This Month's Column By New Media Age Editor Mike Nutley
The story of the year in new media so far has undoubtedly been search. First Yahoo! bought Inktomi in a deal worth £149m. Then Google sent the chatrooms buzzing with its purchase of Blogger. Next Overture stunned the sector with its £89m purchase of Alta Vista. Google responded by announcing deals to provide BT Openworld and NTLworld with search results, which Overture topped with its £64m purchase of FAST. And in the background Lycos laid down its marker with the launch of the latest version of its PictureSearch tool in the UK.
So the search wars are heating up and the battlefield is backfill, the results that come after the advertiser-sponsored results and make up the vast majority of search listings. As Google has grown and begun adding commercial listings to its offering, it has put increasing pressure on the likes of Overture. Because while Google can provide the world's favourite search as backfill, pay-for-performance search companies have relied on the likes of FAST, Inktomi and Alta Vista. Now Overture has responded to that pressure by buying two companies which it says will help it create "the next generation of Web search". The two companies Google and Overture, may have started from opposing positions, but they are now fighting over exactly the same ground.
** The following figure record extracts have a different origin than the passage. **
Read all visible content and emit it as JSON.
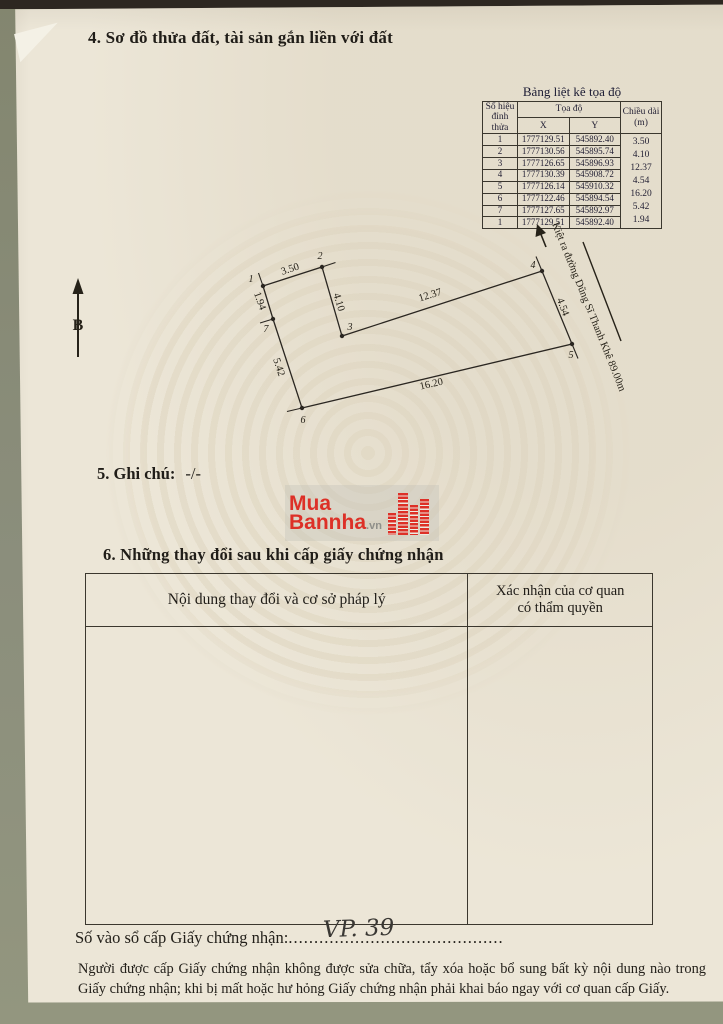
{
  "page": {
    "section4_title": "4. Sơ đồ thửa đất, tài sản gắn liền với đất",
    "section5_label": "5. Ghi chú:",
    "section5_value": "-/-",
    "section6_title": "6. Những thay đổi sau khi cấp giấy chứng nhận",
    "register_label": "Số vào sổ cấp Giấy chứng nhận:",
    "register_dots_left": "...",
    "register_value": "VP. 39",
    "register_dots_right": ".......................................",
    "footer_note": "Người được cấp Giấy chứng nhận không được sửa chữa, tẩy xóa hoặc bổ sung bất kỳ nội dung nào trong Giấy chứng nhận; khi bị mất hoặc hư hỏng Giấy chứng nhận phải khai báo ngay với cơ quan cấp Giấy."
  },
  "coord_table": {
    "title": "Bảng liệt kê tọa độ",
    "header_vertex_line1": "Số hiệu",
    "header_vertex_line2": "đỉnh thửa",
    "header_coord": "Tọa độ",
    "header_x": "X",
    "header_y": "Y",
    "header_length_line1": "Chiều dài",
    "header_length_line2": "(m)",
    "rows": [
      [
        "1",
        "1777129.51",
        "545892.40"
      ],
      [
        "2",
        "1777130.56",
        "545895.74"
      ],
      [
        "3",
        "1777126.65",
        "545896.93"
      ],
      [
        "4",
        "1777130.39",
        "545908.72"
      ],
      [
        "5",
        "1777126.14",
        "545910.32"
      ],
      [
        "6",
        "1777122.46",
        "545894.54"
      ],
      [
        "7",
        "1777127.65",
        "545892.97"
      ],
      [
        "1",
        "1777129.51",
        "545892.40"
      ]
    ],
    "lengths": [
      "3.50",
      "4.10",
      "12.37",
      "4.54",
      "16.20",
      "5.42",
      "1.94"
    ]
  },
  "diagram": {
    "north_label": "B",
    "road_label": "Kiệt ra đường Dũng Sĩ Thanh Khê 89.00m",
    "vertex_labels": [
      "1",
      "2",
      "3",
      "4",
      "5",
      "6",
      "7"
    ],
    "dims": {
      "d12": "3.50",
      "d23": "4.10",
      "d34": "12.37",
      "d45": "4.54",
      "d56": "16.20",
      "d67": "5.42",
      "d71": "1.94"
    }
  },
  "watermark_logo": {
    "line1": "Mua",
    "line2": "Bannha",
    "suffix": ".vn",
    "accent_color": "#dd3027"
  },
  "changes_table": {
    "col1_header": "Nội dung thay đổi và cơ sở pháp lý",
    "col2_header_line1": "Xác nhận của cơ quan",
    "col2_header_line2": "có thẩm quyền"
  }
}
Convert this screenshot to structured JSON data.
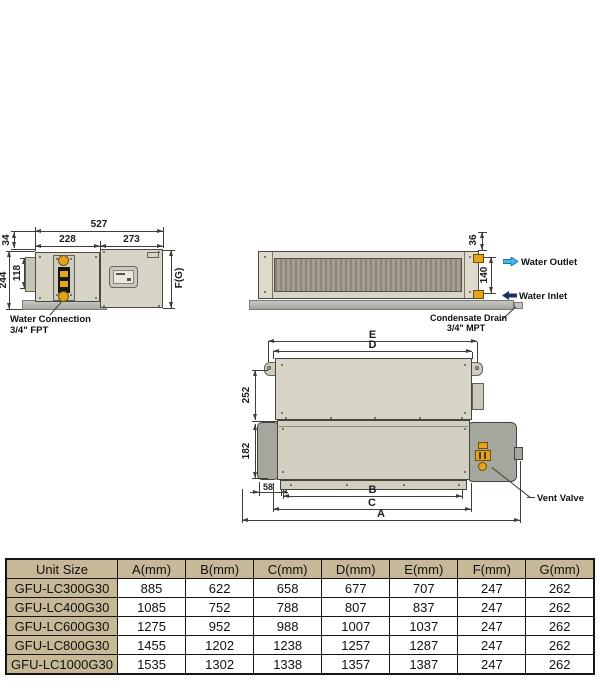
{
  "side_view": {
    "dim_total_width": "527",
    "dim_left_width": "228",
    "dim_right_width": "273",
    "dim_top_offset": "34",
    "dim_total_height": "244",
    "dim_inner_height": "118",
    "dim_height_ref": "F(G)",
    "water_connection_line1": "Water Connection",
    "water_connection_line2": "3/4\" FPT"
  },
  "front_view": {
    "dim_top_clearance": "36",
    "dim_port_spacing": "140",
    "water_outlet_label": "Water Outlet",
    "water_inlet_label": "Water Inlet",
    "condensate_line1": "Condensate Drain",
    "condensate_line2": "3/4\" MPT"
  },
  "plan_view": {
    "dim_e": "E",
    "dim_d": "D",
    "dim_b": "B",
    "dim_c": "C",
    "dim_a": "A",
    "dim_depth_upper": "252",
    "dim_depth_lower": "182",
    "dim_end_offset": "58",
    "vent_valve_label": "Vent Valve"
  },
  "table": {
    "headers": [
      "Unit Size",
      "A(mm)",
      "B(mm)",
      "C(mm)",
      "D(mm)",
      "E(mm)",
      "F(mm)",
      "G(mm)"
    ],
    "rows": [
      [
        "GFU-LC300G30",
        "885",
        "622",
        "658",
        "677",
        "707",
        "247",
        "262"
      ],
      [
        "GFU-LC400G30",
        "1085",
        "752",
        "788",
        "807",
        "837",
        "247",
        "262"
      ],
      [
        "GFU-LC600G30",
        "1275",
        "952",
        "988",
        "1007",
        "1037",
        "247",
        "262"
      ],
      [
        "GFU-LC800G30",
        "1455",
        "1202",
        "1238",
        "1257",
        "1287",
        "247",
        "262"
      ],
      [
        "GFU-LC1000G30",
        "1535",
        "1302",
        "1338",
        "1357",
        "1387",
        "247",
        "262"
      ]
    ]
  },
  "colors": {
    "line": "#3f3f39",
    "unit_body": "#d9d5c6",
    "unit_body_dark": "#d3cfc0",
    "end_cap": "#dedacc",
    "metal_gray": "#b7b8b2",
    "compartment_gray": "#a5a79f",
    "fitting_yellow": "#e2a31d",
    "outlet_cyan": "#45b8e8",
    "inlet_navy": "#1d2f6d",
    "table_tan": "#c7b997"
  }
}
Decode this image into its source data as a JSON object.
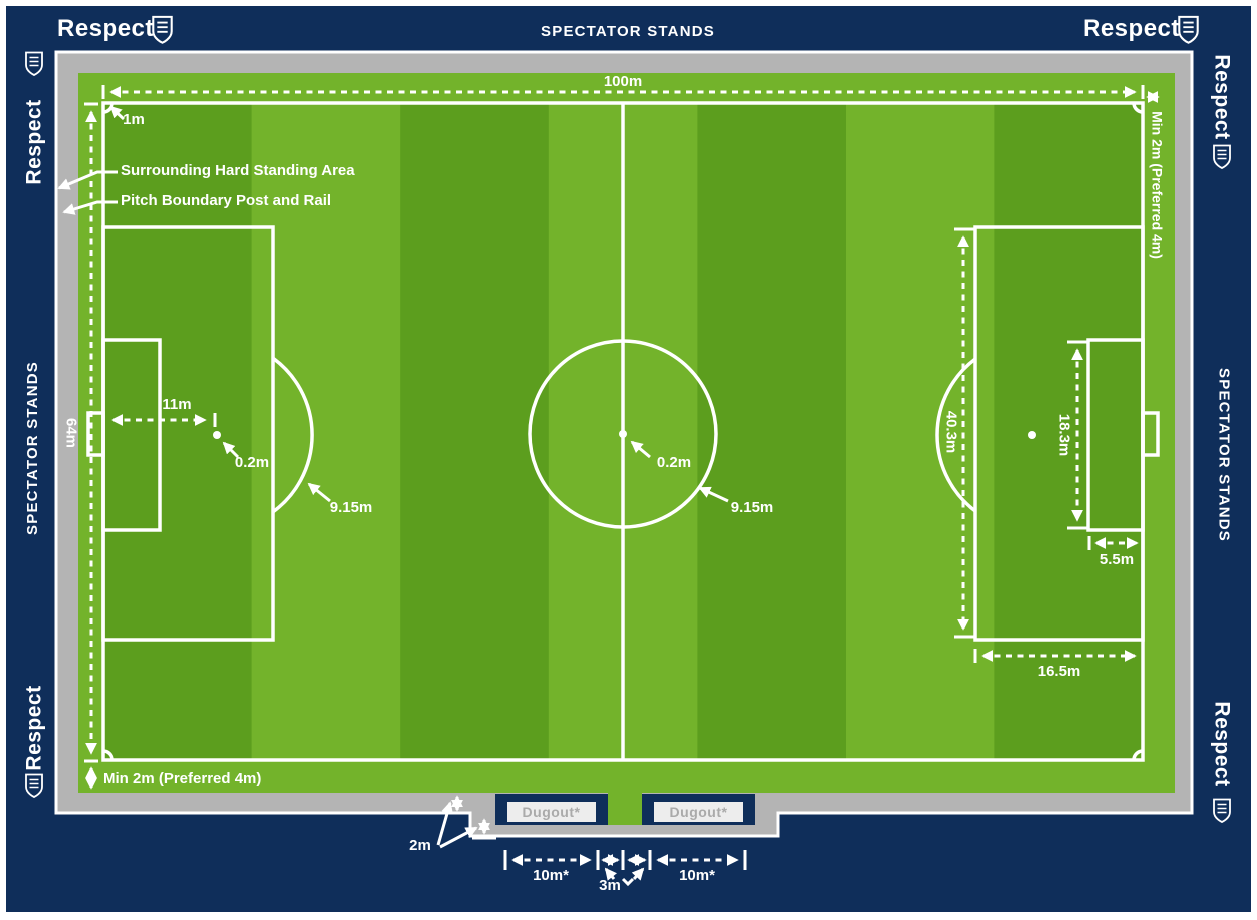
{
  "title": "FA Respect pitch dimensions diagram",
  "colors": {
    "navy": "#0f2e5a",
    "green_light": "#73b32b",
    "green_dark": "#5c9e1e",
    "gray": "#b4b4b4",
    "white": "#ffffff",
    "dugout_label_bg": "#ededed",
    "dugout_label_text": "#aaaaaa"
  },
  "frame": {
    "respect": "Respect",
    "spectator_stands": "SPECTATOR STANDS"
  },
  "annotations": {
    "pitch_length": "100m",
    "boundary_offset": "1m",
    "hard_standing": "Surrounding Hard Standing Area",
    "post_and_rail": "Pitch Boundary Post and Rail",
    "pitch_width": "64m",
    "penalty_spot_distance": "11m",
    "penalty_spot_diameter": "0.2m",
    "penalty_arc_radius": "9.15m",
    "centre_spot_diameter": "0.2m",
    "centre_circle_radius": "9.15m",
    "penalty_area_width": "40.3m",
    "goal_area_width": "18.3m",
    "goal_area_depth": "5.5m",
    "penalty_area_depth": "16.5m",
    "runoff_bottom": "Min 2m (Preferred 4m)",
    "runoff_right": "Min 2m (Preferred 4m)",
    "dugout_width_left": "10m*",
    "dugout_width_right": "10m*",
    "dugout_gap": "3m",
    "standing_depth": "2m"
  },
  "dugouts": {
    "left_label": "Dugout*",
    "right_label": "Dugout*"
  }
}
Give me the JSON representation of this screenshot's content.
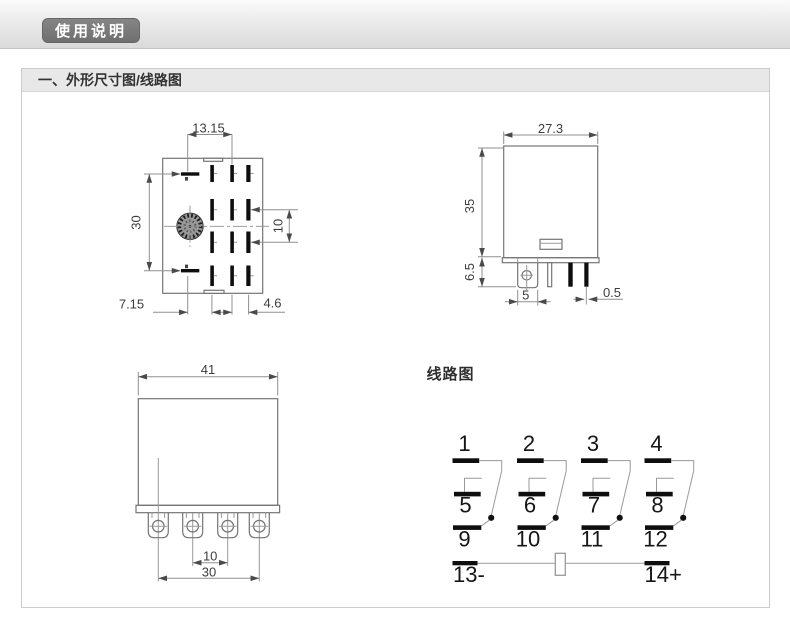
{
  "page": {
    "badge_label": "使用说明",
    "section_title": "一、外形尺寸图/线路图"
  },
  "drawings": {
    "bottom_view": {
      "dim_top_width": "13.15",
      "dim_left_height": "30",
      "dim_right_pitch": "10",
      "dim_bottom_left": "7.15",
      "dim_bottom_right": "4.6"
    },
    "side_view": {
      "dim_width": "27.3",
      "dim_height": "35",
      "dim_pin_height": "6.5",
      "dim_tab_width": "5",
      "dim_pin_thickness": "0.5"
    },
    "front_view": {
      "dim_width": "41",
      "dim_pin_pitch": "10",
      "dim_pin_span": "30"
    },
    "circuit": {
      "title": "线路图",
      "pins_top": [
        "1",
        "2",
        "3",
        "4"
      ],
      "pins_mid": [
        "5",
        "6",
        "7",
        "8"
      ],
      "pins_bottom": [
        "9",
        "10",
        "11",
        "12"
      ],
      "pin_coil_neg": "13-",
      "pin_coil_pos": "14+"
    }
  },
  "colors": {
    "badge_background": "#7a7a7a",
    "panel_header_background": "#e8e8e8",
    "drawing_line": "#8a8a8a",
    "contact_bar": "#0e0e0e"
  }
}
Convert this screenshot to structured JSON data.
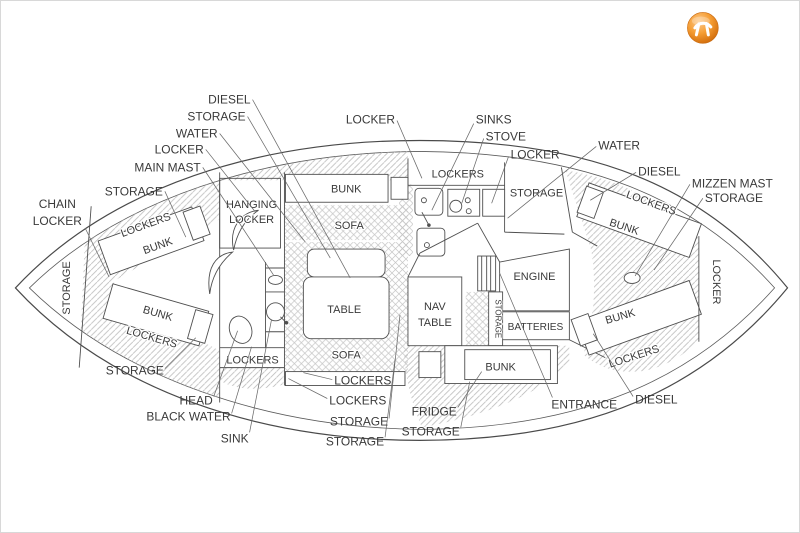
{
  "diagram_title": "sailboat-interior-layout-plan",
  "colors": {
    "line": "#4f4f4f",
    "text": "#3a3a3a",
    "hatch_diag": "#bdbdbd",
    "hatch_cross": "#c4c4c4",
    "logo_orange": "#e8821a",
    "background": "#ffffff"
  },
  "labels": {
    "tl_diesel": "DIESEL",
    "tl_storage": "STORAGE",
    "tl_water": "WATER",
    "tl_locker": "LOCKER",
    "tl_main_mast": "MAIN MAST",
    "tl_storage2": "STORAGE",
    "chain_line1": "CHAIN",
    "chain_line2": "LOCKER",
    "tc_locker": "LOCKER",
    "tc_sinks": "SINKS",
    "tc_stove": "STOVE",
    "tc_locker2": "LOCKER",
    "tc_water": "WATER",
    "r_diesel": "DIESEL",
    "r_mizzen_mast": "MIZZEN MAST",
    "r_storage": "STORAGE",
    "b_storage_left": "STORAGE",
    "b_head": "HEAD",
    "b_black_water": "BLACK WATER",
    "b_sink": "SINK",
    "b_lockers1": "LOCKERS",
    "b_lockers2": "LOCKERS",
    "b_storage1": "STORAGE",
    "b_storage2": "STORAGE",
    "b_fridge": "FRIDGE",
    "b_storage3": "STORAGE",
    "b_entrance": "ENTRANCE",
    "b_diesel": "DIESEL",
    "in_bow_storage": "STORAGE",
    "in_bow_lockers_top": "LOCKERS",
    "in_bow_bunk_top": "BUNK",
    "in_bow_bunk_bot": "BUNK",
    "in_bow_lockers_bot": "LOCKERS",
    "in_hanging1": "HANGING",
    "in_hanging2": "LOCKER",
    "in_head_lockers": "LOCKERS",
    "in_salon_bunk": "BUNK",
    "in_sofa_top": "SOFA",
    "in_table": "TABLE",
    "in_sofa_bottom": "SOFA",
    "in_galley_lockers": "LOCKERS",
    "in_galley_storage": "STORAGE",
    "in_nav1": "NAV",
    "in_nav2": "TABLE",
    "in_engine": "ENGINE",
    "in_batteries": "BATTERIES",
    "in_storage_strip": "STORAGE",
    "in_quarter_bunk": "BUNK",
    "in_aft_lockers_top": "LOCKERS",
    "in_aft_bunk_top": "BUNK",
    "in_aft_bunk_bot": "BUNK",
    "in_aft_lockers_bot": "LOCKERS",
    "in_stern_locker": "LOCKER"
  }
}
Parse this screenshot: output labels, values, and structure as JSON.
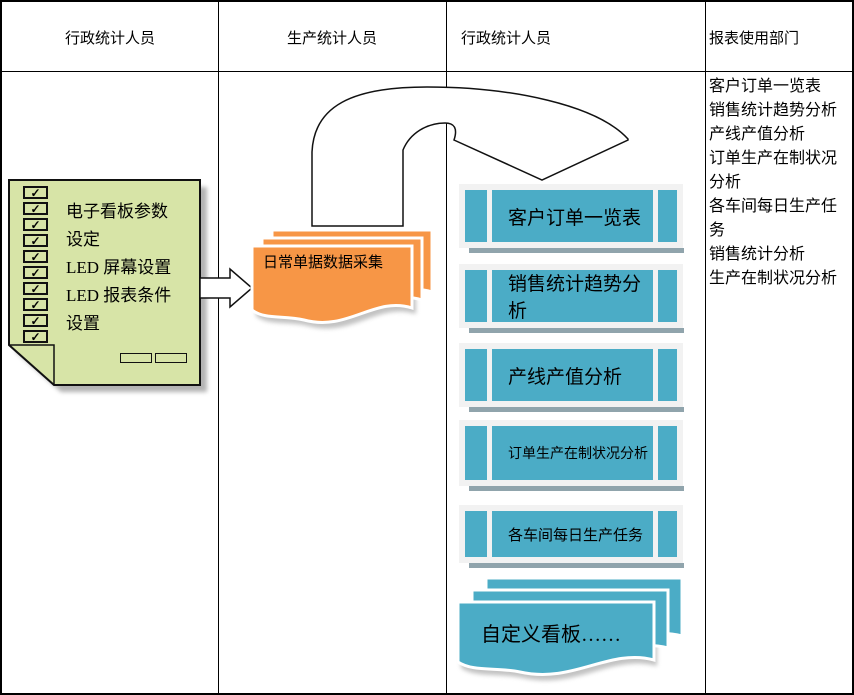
{
  "lanes": [
    {
      "label": "行政统计人员"
    },
    {
      "label": "生产统计人员"
    },
    {
      "label": "行政统计人员"
    },
    {
      "label": "报表使用部门"
    }
  ],
  "note": {
    "lines": [
      "电子看板参数",
      "设定",
      "LED 屏幕设置",
      "LED 报表条件",
      "设置"
    ],
    "check_glyph": "✓",
    "checkbox_count": 10
  },
  "flow": {
    "orange_doc_label": "日常单据数据采集",
    "teal_doc_label": "自定义看板……"
  },
  "blue_bars": [
    {
      "label": "客户订单一览表"
    },
    {
      "label": "销售统计趋势分析"
    },
    {
      "label": "产线产值分析"
    },
    {
      "label": "订单生产在制状况分析"
    },
    {
      "label": "各车间每日生产任务"
    }
  ],
  "report_list": [
    "客户订单一览表",
    "销售统计趋势分析",
    "产线产值分析",
    "订单生产在制状况分析",
    "各车间每日生产任务",
    "销售统计分析",
    "生产在制状况分析"
  ],
  "colors": {
    "teal": "#4BACC6",
    "orange": "#F79646",
    "note_green": "#D7E4A7",
    "bar_shadow": "#90A4AC",
    "bar_panel": "#F2F2F2"
  }
}
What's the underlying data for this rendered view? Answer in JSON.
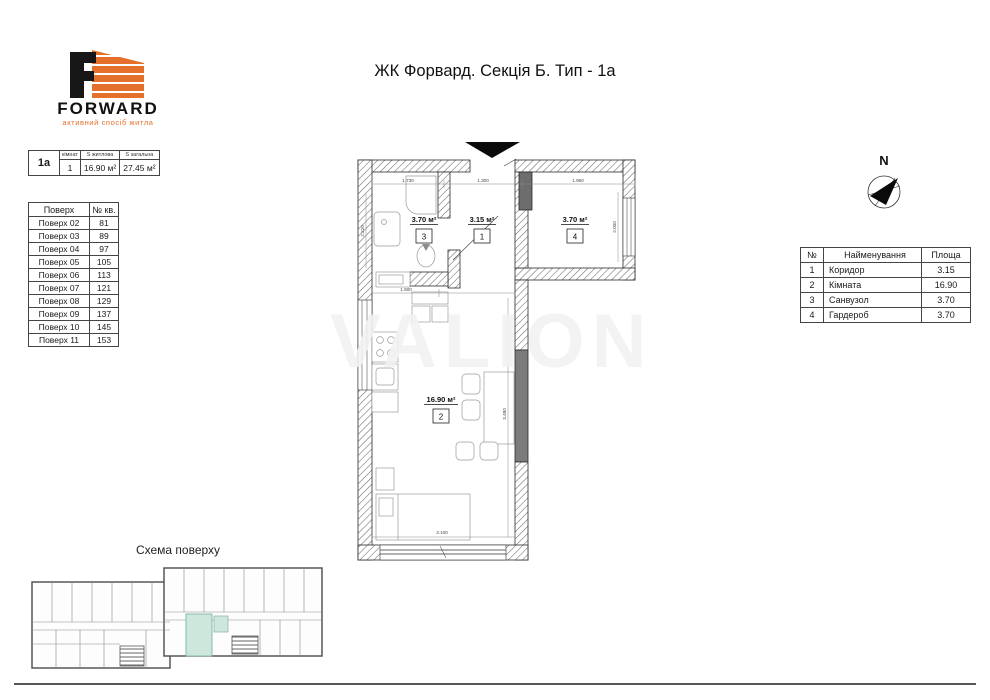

Three things make this interesting outside the search community. The first is that search is still one of the most popular activities on the Web, and having the most powerful search engine is seen as giving a significant edge to a portal. Second is the network of deals that both companies have done with portal partners as they have grown. Many of these are now in question following the recent spate of deals, for example Inktomi's deal to provide search to MSN, one of its new owner's arch rivals. At the same time, as the search companies have grown, their portal partners have come to regard them with suspicion, seeing them as media companies in waiting and therefore as a potential threat. After all, if search is the second most popular activity on the Internet, the owners of the most powerful search engine brand has a powerful draw to its site, a draw on which no-one has yet capitalised.
But the third factor, and probably the most important, is the possibility for the whole picture to change incredibly quickly. Talking to Christoph Mohn, CEO of Lycos Europe, last week, he made the point that there is no brand loyalty in the search market. Just consider, he said, how quickly Google took over as the search engine of choice, and purely through word-of-mouth. Lycos' own experience bears this out. When it launched its new PictureSearch, which Mohn claims is the best on the market, in Germany recently, search numbers went up by 30% within a matter of days.
Lycos is attempting to introduce brand loyalty to the sector by bringing search within its "communitainment" concept, but it's far too early to say whether this will succeed. In the meantime the shake-out that started in January has transformed the search sector into a high-stakes, high-risk game that will have profound implications for the portal sector too.